MB: so good news—the SF jury waiting room has wifi
TRILLIAN: excellent
TRILLIAN: you are so jury material
MB: my plan is to get on the jury and then do some amateur detective work and crack the case
MB: thats how it works, right
TRILLIAN: def
DREAMCRUSHER: Mb, I was wondering where you were!
MB: civic duty calls
MB: time for an orientation video
BRAIN: a jury duty orientation video?!~
MB: it explains trial by jury
BRAIN: oh man
BRAIN: trial by combat!!
BRAIN: everyone gets a bat
MB: it starts “California, the greatest state in the union…”
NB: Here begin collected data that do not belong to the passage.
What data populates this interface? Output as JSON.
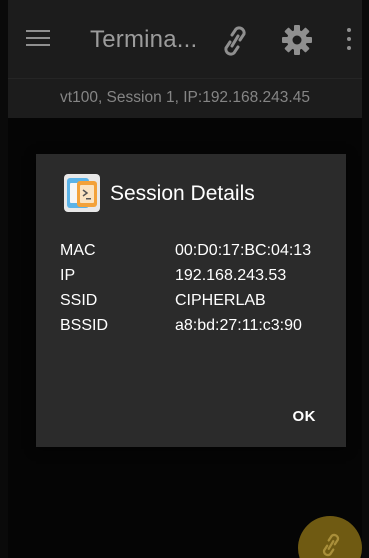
{
  "appbar": {
    "title": "Termina...",
    "icons": [
      "menu-icon",
      "link-icon",
      "gear-icon",
      "more-vert-icon"
    ]
  },
  "session_bar": {
    "text": "vt100, Session 1, IP:192.168.243.45"
  },
  "dialog": {
    "title": "Session Details",
    "icon": "terminal-app-icon",
    "details": [
      {
        "key": "MAC",
        "value": "00:D0:17:BC:04:13"
      },
      {
        "key": "IP",
        "value": "192.168.243.53"
      },
      {
        "key": "SSID",
        "value": "CIPHERLAB"
      },
      {
        "key": "BSSID",
        "value": "a8:bd:27:11:c3:90"
      }
    ],
    "ok_label": "OK"
  },
  "fab": {
    "icon": "link-icon",
    "color": "#6f5a12"
  },
  "colors": {
    "appbar": "#1c1c1c",
    "dialog": "#2b2b2b",
    "accent": "#c9a227"
  }
}
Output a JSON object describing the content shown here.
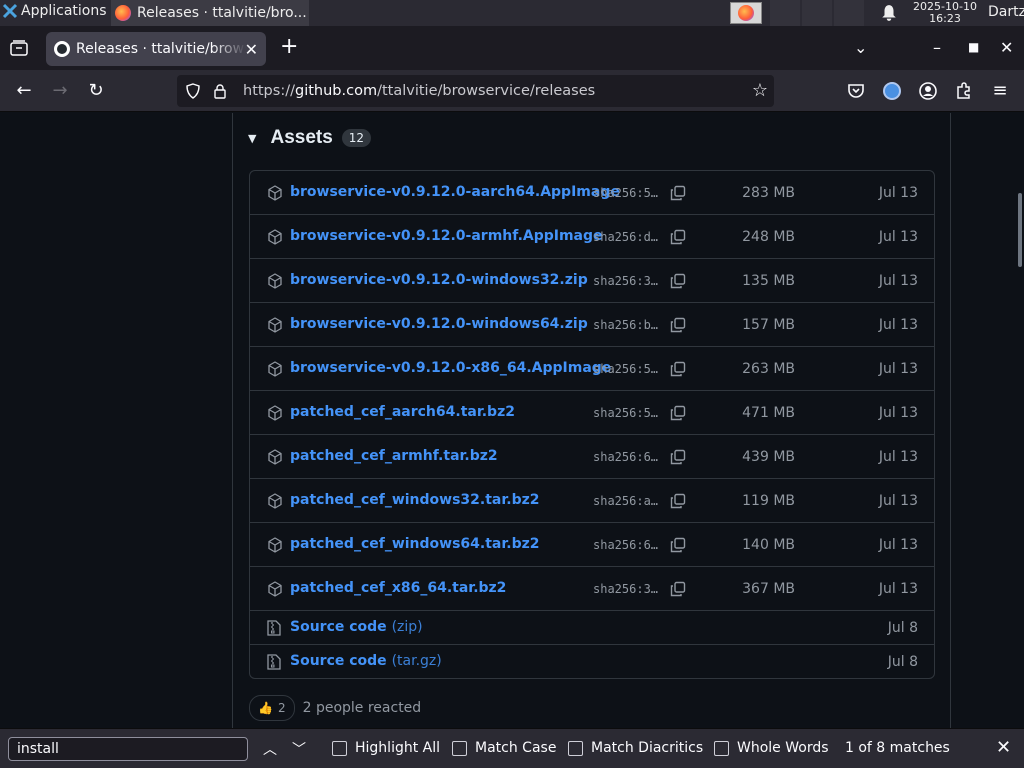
{
  "os_panel": {
    "applications_label": "Applications",
    "task_title": "Releases · ttalvitie/bro...",
    "clock_date": "2025-10-10",
    "clock_time": "16:23",
    "user": "Dartz"
  },
  "browser": {
    "tab_title": "Releases · ttalvitie/browservice",
    "url_prefix": "https://",
    "url_host": "github.com",
    "url_path": "/ttalvitie/browservice/releases"
  },
  "assets": {
    "heading": "Assets",
    "count": "12",
    "files": [
      {
        "name": "browservice-v0.9.12.0-aarch64.AppImage",
        "sha": "sha256:5…",
        "size": "283 MB",
        "date": "Jul 13"
      },
      {
        "name": "browservice-v0.9.12.0-armhf.AppImage",
        "sha": "sha256:d…",
        "size": "248 MB",
        "date": "Jul 13"
      },
      {
        "name": "browservice-v0.9.12.0-windows32.zip",
        "sha": "sha256:3…",
        "size": "135 MB",
        "date": "Jul 13"
      },
      {
        "name": "browservice-v0.9.12.0-windows64.zip",
        "sha": "sha256:b…",
        "size": "157 MB",
        "date": "Jul 13"
      },
      {
        "name": "browservice-v0.9.12.0-x86_64.AppImage",
        "sha": "sha256:5…",
        "size": "263 MB",
        "date": "Jul 13"
      },
      {
        "name": "patched_cef_aarch64.tar.bz2",
        "sha": "sha256:5…",
        "size": "471 MB",
        "date": "Jul 13"
      },
      {
        "name": "patched_cef_armhf.tar.bz2",
        "sha": "sha256:6…",
        "size": "439 MB",
        "date": "Jul 13"
      },
      {
        "name": "patched_cef_windows32.tar.bz2",
        "sha": "sha256:a…",
        "size": "119 MB",
        "date": "Jul 13"
      },
      {
        "name": "patched_cef_windows64.tar.bz2",
        "sha": "sha256:6…",
        "size": "140 MB",
        "date": "Jul 13"
      },
      {
        "name": "patched_cef_x86_64.tar.bz2",
        "sha": "sha256:3…",
        "size": "367 MB",
        "date": "Jul 13"
      }
    ],
    "source": [
      {
        "name": "Source code",
        "format": "(zip)",
        "date": "Jul 8"
      },
      {
        "name": "Source code",
        "format": "(tar.gz)",
        "date": "Jul 8"
      }
    ]
  },
  "reactions": {
    "emoji": "👍",
    "count": "2",
    "summary": "2 people reacted"
  },
  "findbar": {
    "query": "install",
    "highlight_all": "Highlight All",
    "match_case": "Match Case",
    "match_diacritics": "Match Diacritics",
    "whole_words": "Whole Words",
    "matches": "1 of 8 matches"
  }
}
MB: “We are a place of great natural beauty but we also have disputes and crime”
BRAIN: no!
MB: This is our democratic idea, to truly impart justice that is of the people, by the people, for the people
MB: this is actually pretty inspiring
BRAIN: did they get to the part where we are ordained by God to crush the other states?
MB: not yet
BRAIN: I’d also accept: “California: Making Secular Humanism Workâ„¢”
MB: you can’t investigate the case on your own
MB: booo
MB: “Its often a deep and moving experience to be on a jury”
BROLDMAN: Mb that’s perfect for you, as a deeply moving person
MB: FYI if you clap at the end of the video you’ll be the only one
MB: Follow up video!
MB: “Theres no Justice without U”
DREAMCRUSHER: When I went for jury duty they had us sit there for a while and then we went home.